In 1926, the population of Australia was just over six million people, King George V (the current Queen’s grandfather) was the head of state and Melbourne would go on to defeat Collingwood in the VFL Grand Final. At the beginning of that year, on Sunday 17 January, Arthur Tonkin celebrated his fifth birthday and attended his first church service at Surrey Hills Methodist Centenary Church with his family.
Throughout the next nine decades, Arthur celebrated most of his major life events in the church building. He and Nancy were married at the church in 1944 and their three children, Thomas, Helen and Ted, were all baptised in the church.
This Sunday, Arthur will celebrate his 95th birthday, which marks 90 years to the day since he first set foot in Surrey Hills UC. While the coincidence of that milestone is remarkable in itself, it is Arthur’s contribution to the church that will be recognised by the congregation.
“Arthur has been a lay preacher for more than 70 years, preaching at over 1600 services throughout Victoria,” Bryan said.
“He has been a presbytery representative, chairman of Surrey Hills UC congregation and council, choirmaster, Sunday school teacher and president and vice-president of the local preachers’ association.”
While Arthur’s contribution to the administrative and worship areas of the church have been important, Bryan said it was his leadership of church youth groups in the 1950s and ’60s that have had most impact on him personally.

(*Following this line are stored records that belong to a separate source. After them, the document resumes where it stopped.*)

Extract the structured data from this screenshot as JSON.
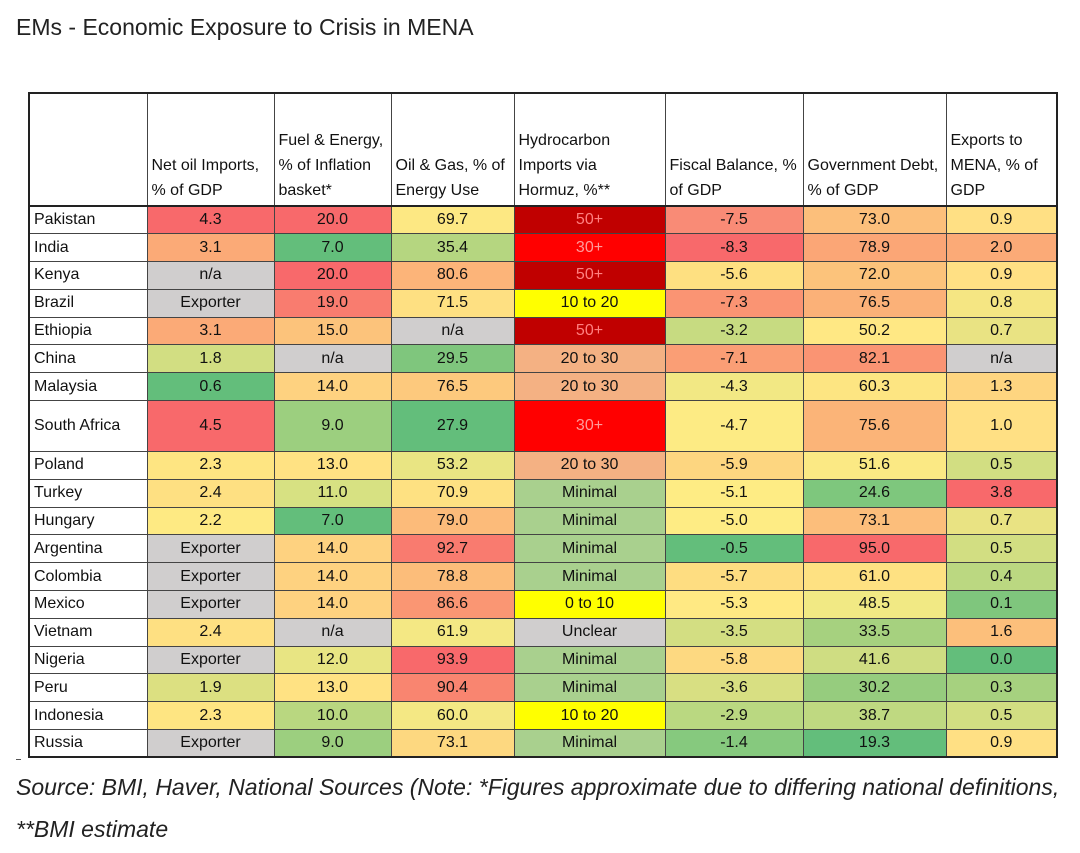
{
  "chart_data": {
    "type": "table",
    "title": "EMs - Economic Exposure to Crisis in MENA",
    "columns": [
      "",
      "Net oil Imports, % of GDP",
      "Fuel & Energy, % of Inflation basket*",
      "Oil & Gas, % of Energy Use",
      "Hydrocarbon Imports via Hormuz, %**",
      "Fiscal Balance, % of GDP",
      "Government Debt, % of GDP",
      "Exports to MENA, % of GDP"
    ],
    "rows": [
      {
        "name": "Pakistan",
        "cells": [
          {
            "text": "4.3",
            "color": "#f8696b"
          },
          {
            "text": "20.0",
            "color": "#f8696b"
          },
          {
            "text": "69.7",
            "color": "#fde883"
          },
          {
            "text": "50+",
            "color": "#c00000",
            "text_color": "#ff8080"
          },
          {
            "text": "-7.5",
            "color": "#f98b76"
          },
          {
            "text": "73.0",
            "color": "#fcbf7b"
          },
          {
            "text": "0.9",
            "color": "#ffe084"
          }
        ]
      },
      {
        "name": "India",
        "cells": [
          {
            "text": "3.1",
            "color": "#fbaa77"
          },
          {
            "text": "7.0",
            "color": "#63be7b"
          },
          {
            "text": "35.4",
            "color": "#b5d680"
          },
          {
            "text": "30+",
            "color": "#ff0000",
            "text_color": "#ff9a9a"
          },
          {
            "text": "-8.3",
            "color": "#f8696b"
          },
          {
            "text": "78.9",
            "color": "#fba676"
          },
          {
            "text": "2.0",
            "color": "#fbaa77"
          }
        ]
      },
      {
        "name": "Kenya",
        "cells": [
          {
            "text": "n/a",
            "color": "#d0cece"
          },
          {
            "text": "20.0",
            "color": "#f8696b"
          },
          {
            "text": "80.6",
            "color": "#fcb479"
          },
          {
            "text": "50+",
            "color": "#c00000",
            "text_color": "#ff8080"
          },
          {
            "text": "-5.6",
            "color": "#fee081"
          },
          {
            "text": "72.0",
            "color": "#fcc37b"
          },
          {
            "text": "0.9",
            "color": "#ffe084"
          }
        ]
      },
      {
        "name": "Brazil",
        "cells": [
          {
            "text": "Exporter",
            "color": "#d0cece"
          },
          {
            "text": "19.0",
            "color": "#f97c6f"
          },
          {
            "text": "71.5",
            "color": "#fee082"
          },
          {
            "text": "10 to 20",
            "color": "#ffff00"
          },
          {
            "text": "-7.3",
            "color": "#fa9473"
          },
          {
            "text": "76.5",
            "color": "#fbb178"
          },
          {
            "text": "0.8",
            "color": "#f5e683"
          }
        ]
      },
      {
        "name": "Ethiopia",
        "cells": [
          {
            "text": "3.1",
            "color": "#fbaa77"
          },
          {
            "text": "15.0",
            "color": "#fcc37b"
          },
          {
            "text": "n/a",
            "color": "#d0cece"
          },
          {
            "text": "50+",
            "color": "#c00000",
            "text_color": "#ff8080"
          },
          {
            "text": "-3.2",
            "color": "#c7db81"
          },
          {
            "text": "50.2",
            "color": "#ffe884"
          },
          {
            "text": "0.7",
            "color": "#e9e383"
          }
        ]
      },
      {
        "name": "China",
        "cells": [
          {
            "text": "1.8",
            "color": "#d2de82"
          },
          {
            "text": "n/a",
            "color": "#d0cece"
          },
          {
            "text": "29.5",
            "color": "#7fc67d"
          },
          {
            "text": "20 to 30",
            "color": "#f4b183"
          },
          {
            "text": "-7.1",
            "color": "#fa9e75"
          },
          {
            "text": "82.1",
            "color": "#fa9473"
          },
          {
            "text": "n/a",
            "color": "#d0cece"
          }
        ]
      },
      {
        "name": "Malaysia",
        "cells": [
          {
            "text": "0.6",
            "color": "#63be7b"
          },
          {
            "text": "14.0",
            "color": "#fed280"
          },
          {
            "text": "76.5",
            "color": "#fdc97d"
          },
          {
            "text": "20 to 30",
            "color": "#f4b183"
          },
          {
            "text": "-4.3",
            "color": "#f2e884"
          },
          {
            "text": "60.3",
            "color": "#fde582"
          },
          {
            "text": "1.3",
            "color": "#fed580"
          }
        ]
      },
      {
        "name": "South Africa",
        "tall": true,
        "cells": [
          {
            "text": "4.5",
            "color": "#f8696b"
          },
          {
            "text": "9.0",
            "color": "#9ccf7f"
          },
          {
            "text": "27.9",
            "color": "#63be7b"
          },
          {
            "text": "30+",
            "color": "#ff0000",
            "text_color": "#ff9a9a"
          },
          {
            "text": "-4.7",
            "color": "#fdeb84"
          },
          {
            "text": "75.6",
            "color": "#fbb478"
          },
          {
            "text": "1.0",
            "color": "#ffe084"
          }
        ]
      },
      {
        "name": "Poland",
        "cells": [
          {
            "text": "2.3",
            "color": "#fee582"
          },
          {
            "text": "13.0",
            "color": "#ffe283"
          },
          {
            "text": "53.2",
            "color": "#e9e583"
          },
          {
            "text": "20 to 30",
            "color": "#f4b183"
          },
          {
            "text": "-5.9",
            "color": "#fdd680"
          },
          {
            "text": "51.6",
            "color": "#fbe984"
          },
          {
            "text": "0.5",
            "color": "#d2de82"
          }
        ]
      },
      {
        "name": "Turkey",
        "cells": [
          {
            "text": "2.4",
            "color": "#fee082"
          },
          {
            "text": "11.0",
            "color": "#d7e182"
          },
          {
            "text": "70.9",
            "color": "#fee182"
          },
          {
            "text": "Minimal",
            "color": "#a9d08e"
          },
          {
            "text": "-5.1",
            "color": "#feec84"
          },
          {
            "text": "24.6",
            "color": "#7ec77d"
          },
          {
            "text": "3.8",
            "color": "#f8696b"
          }
        ]
      },
      {
        "name": "Hungary",
        "cells": [
          {
            "text": "2.2",
            "color": "#feea83"
          },
          {
            "text": "7.0",
            "color": "#63be7b"
          },
          {
            "text": "79.0",
            "color": "#fcbb7a"
          },
          {
            "text": "Minimal",
            "color": "#a9d08e"
          },
          {
            "text": "-5.0",
            "color": "#feec84"
          },
          {
            "text": "73.1",
            "color": "#fcbe7b"
          },
          {
            "text": "0.7",
            "color": "#e9e383"
          }
        ]
      },
      {
        "name": "Argentina",
        "cells": [
          {
            "text": "Exporter",
            "color": "#d0cece"
          },
          {
            "text": "14.0",
            "color": "#fed280"
          },
          {
            "text": "92.7",
            "color": "#f97b6f"
          },
          {
            "text": "Minimal",
            "color": "#a9d08e"
          },
          {
            "text": "-0.5",
            "color": "#63be7b"
          },
          {
            "text": "95.0",
            "color": "#f8696b"
          },
          {
            "text": "0.5",
            "color": "#d2de82"
          }
        ]
      },
      {
        "name": "Colombia",
        "cells": [
          {
            "text": "Exporter",
            "color": "#d0cece"
          },
          {
            "text": "14.0",
            "color": "#fed280"
          },
          {
            "text": "78.8",
            "color": "#fcbd7a"
          },
          {
            "text": "Minimal",
            "color": "#a9d08e"
          },
          {
            "text": "-5.7",
            "color": "#fedd81"
          },
          {
            "text": "61.0",
            "color": "#fee182"
          },
          {
            "text": "0.4",
            "color": "#bbd881"
          }
        ]
      },
      {
        "name": "Mexico",
        "cells": [
          {
            "text": "Exporter",
            "color": "#d0cece"
          },
          {
            "text": "14.0",
            "color": "#fed280"
          },
          {
            "text": "86.6",
            "color": "#fa9673"
          },
          {
            "text": "0 to 10",
            "color": "#ffff00"
          },
          {
            "text": "-5.3",
            "color": "#ffe983"
          },
          {
            "text": "48.5",
            "color": "#f1e984"
          },
          {
            "text": "0.1",
            "color": "#7fc67d"
          }
        ]
      },
      {
        "name": "Vietnam",
        "cells": [
          {
            "text": "2.4",
            "color": "#fee082"
          },
          {
            "text": "n/a",
            "color": "#d0cece"
          },
          {
            "text": "61.9",
            "color": "#f4e884"
          },
          {
            "text": "Unclear",
            "color": "#d0cece"
          },
          {
            "text": "-3.5",
            "color": "#d3de82"
          },
          {
            "text": "33.5",
            "color": "#a6d17f"
          },
          {
            "text": "1.6",
            "color": "#fcbf7b"
          }
        ]
      },
      {
        "name": "Nigeria",
        "cells": [
          {
            "text": "Exporter",
            "color": "#d0cece"
          },
          {
            "text": "12.0",
            "color": "#e8e583"
          },
          {
            "text": "93.9",
            "color": "#f8696b"
          },
          {
            "text": "Minimal",
            "color": "#a9d08e"
          },
          {
            "text": "-5.8",
            "color": "#fdd981"
          },
          {
            "text": "41.6",
            "color": "#cfdd82"
          },
          {
            "text": "0.0",
            "color": "#63be7b"
          }
        ]
      },
      {
        "name": "Peru",
        "cells": [
          {
            "text": "1.9",
            "color": "#dce081"
          },
          {
            "text": "13.0",
            "color": "#ffe283"
          },
          {
            "text": "90.4",
            "color": "#f98570"
          },
          {
            "text": "Minimal",
            "color": "#a9d08e"
          },
          {
            "text": "-3.6",
            "color": "#d8df82"
          },
          {
            "text": "30.2",
            "color": "#96cc7e"
          },
          {
            "text": "0.3",
            "color": "#a6d17f"
          }
        ]
      },
      {
        "name": "Indonesia",
        "cells": [
          {
            "text": "2.3",
            "color": "#fee582"
          },
          {
            "text": "10.0",
            "color": "#b9d780"
          },
          {
            "text": "60.0",
            "color": "#f4e884"
          },
          {
            "text": "10 to 20",
            "color": "#ffff00"
          },
          {
            "text": "-2.9",
            "color": "#bad881"
          },
          {
            "text": "38.7",
            "color": "#bfd981"
          },
          {
            "text": "0.5",
            "color": "#d2de82"
          }
        ]
      },
      {
        "name": "Russia",
        "cells": [
          {
            "text": "Exporter",
            "color": "#d0cece"
          },
          {
            "text": "9.0",
            "color": "#9ccf7f"
          },
          {
            "text": "73.1",
            "color": "#fdd880"
          },
          {
            "text": "Minimal",
            "color": "#a9d08e"
          },
          {
            "text": "-1.4",
            "color": "#86c97e"
          },
          {
            "text": "19.3",
            "color": "#63be7b"
          },
          {
            "text": "0.9",
            "color": "#ffe084"
          }
        ]
      }
    ]
  },
  "source_note": "Source: BMI, Haver, National Sources (Note: *Figures approximate due to differing national definitions, **BMI estimate"
}
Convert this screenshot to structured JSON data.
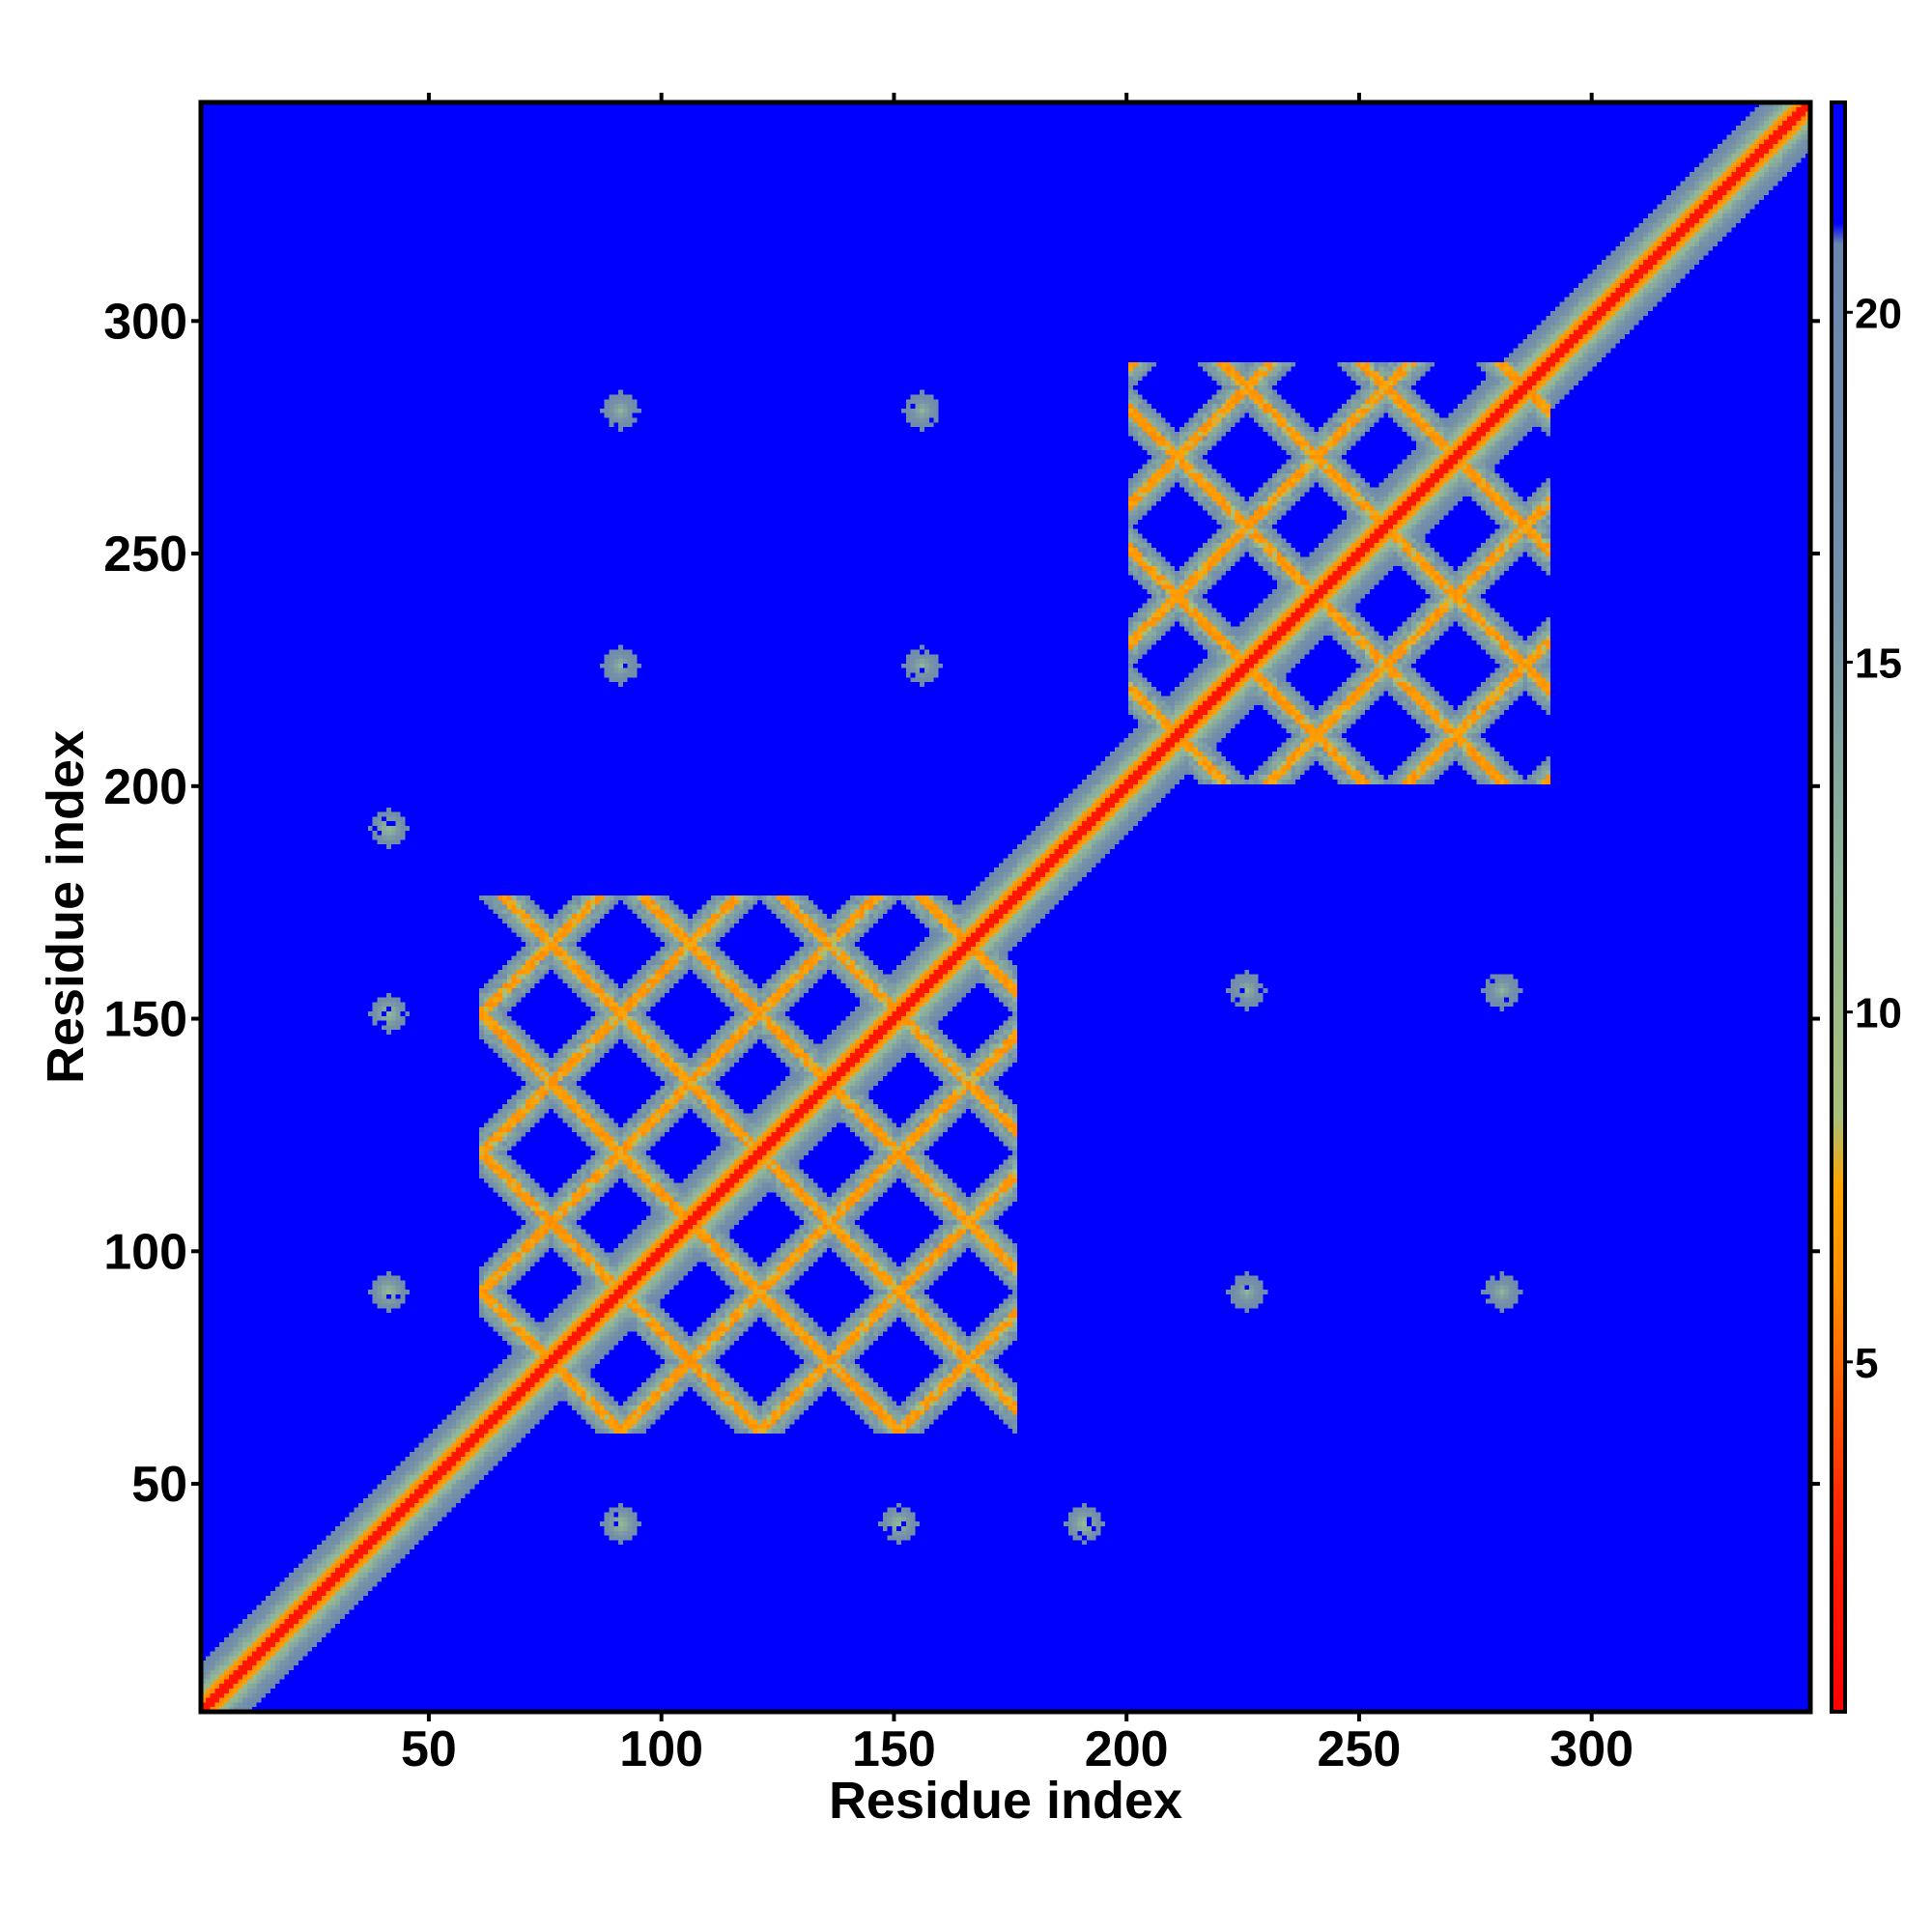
{
  "chart_data": {
    "type": "heatmap",
    "xlabel": "Residue index",
    "ylabel": "Residue index",
    "xlim": [
      1,
      347
    ],
    "ylim": [
      1,
      347
    ],
    "x_ticks": [
      50,
      100,
      150,
      200,
      250,
      300
    ],
    "y_ticks": [
      50,
      100,
      150,
      200,
      250,
      300
    ],
    "x_tick_labels": [
      "50",
      "100",
      "150",
      "200",
      "250",
      "300"
    ],
    "y_tick_labels": [
      "50",
      "100",
      "150",
      "200",
      "250",
      "300"
    ],
    "colorbar": {
      "range": [
        0,
        23
      ],
      "ticks": [
        5,
        10,
        15,
        20
      ],
      "tick_labels": [
        "5",
        "10",
        "15",
        "20"
      ],
      "stops": [
        {
          "value": 0,
          "color": "#ff0000"
        },
        {
          "value": 3,
          "color": "#ff2a00"
        },
        {
          "value": 6,
          "color": "#ff8c00"
        },
        {
          "value": 7.5,
          "color": "#ffa500"
        },
        {
          "value": 8.5,
          "color": "#a9c07a"
        },
        {
          "value": 12,
          "color": "#8fb59a"
        },
        {
          "value": 16,
          "color": "#7590a8"
        },
        {
          "value": 21,
          "color": "#6a86ae"
        },
        {
          "value": 21.3,
          "color": "#0000ff"
        },
        {
          "value": 23,
          "color": "#0000ff"
        }
      ]
    },
    "background_value": 23,
    "diagonal": {
      "start": 1,
      "end": 347,
      "core_value": 1.5,
      "halo_value": 10
    },
    "domains": [
      {
        "name": "",
        "x_range": [
          60,
          175
        ],
        "y_range": [
          60,
          175
        ],
        "lattice_period": 30
      },
      {
        "name": "",
        "x_range": [
          200,
          290
        ],
        "y_range": [
          200,
          290
        ],
        "lattice_period": 30
      }
    ],
    "secondary_contacts": [
      {
        "x": 90,
        "y": 40,
        "value": 11
      },
      {
        "x": 150,
        "y": 40,
        "value": 11
      },
      {
        "x": 190,
        "y": 40,
        "value": 11
      },
      {
        "x": 40,
        "y": 90,
        "value": 11
      },
      {
        "x": 40,
        "y": 150,
        "value": 11
      },
      {
        "x": 40,
        "y": 190,
        "value": 11
      },
      {
        "x": 225,
        "y": 90,
        "value": 12
      },
      {
        "x": 280,
        "y": 90,
        "value": 12
      },
      {
        "x": 225,
        "y": 155,
        "value": 12
      },
      {
        "x": 280,
        "y": 155,
        "value": 12
      },
      {
        "x": 90,
        "y": 225,
        "value": 12
      },
      {
        "x": 90,
        "y": 280,
        "value": 12
      },
      {
        "x": 155,
        "y": 225,
        "value": 12
      },
      {
        "x": 155,
        "y": 280,
        "value": 12
      }
    ]
  }
}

“Arthur had a profound influence on many young people during that time. He was, and still is, a man of great faith who led by example. For us at that time he was a living testament to the importance of faith,” Bryan said.
An accomplished artist and singer, Arthur was choirmaster at Surrey Hills UC and still sings with the Melbourne Singers. He is a noted historian and has spoken to numerous groups throughout Victoria on Colonial history and paddle steamers. In spite of his busy schedule, Arthur always found time to help others in the wider Surrey Hills community. This contribution was recognised in 2001 when he received the Surrey Hills Citizen of the year award.
“If one adds to all of his achievements – an unfailing sense of humour, his remarkable memory, his love of his church and his love of people – I would have to say he has led, and continues to lead, a remarkable life,” Bryan said.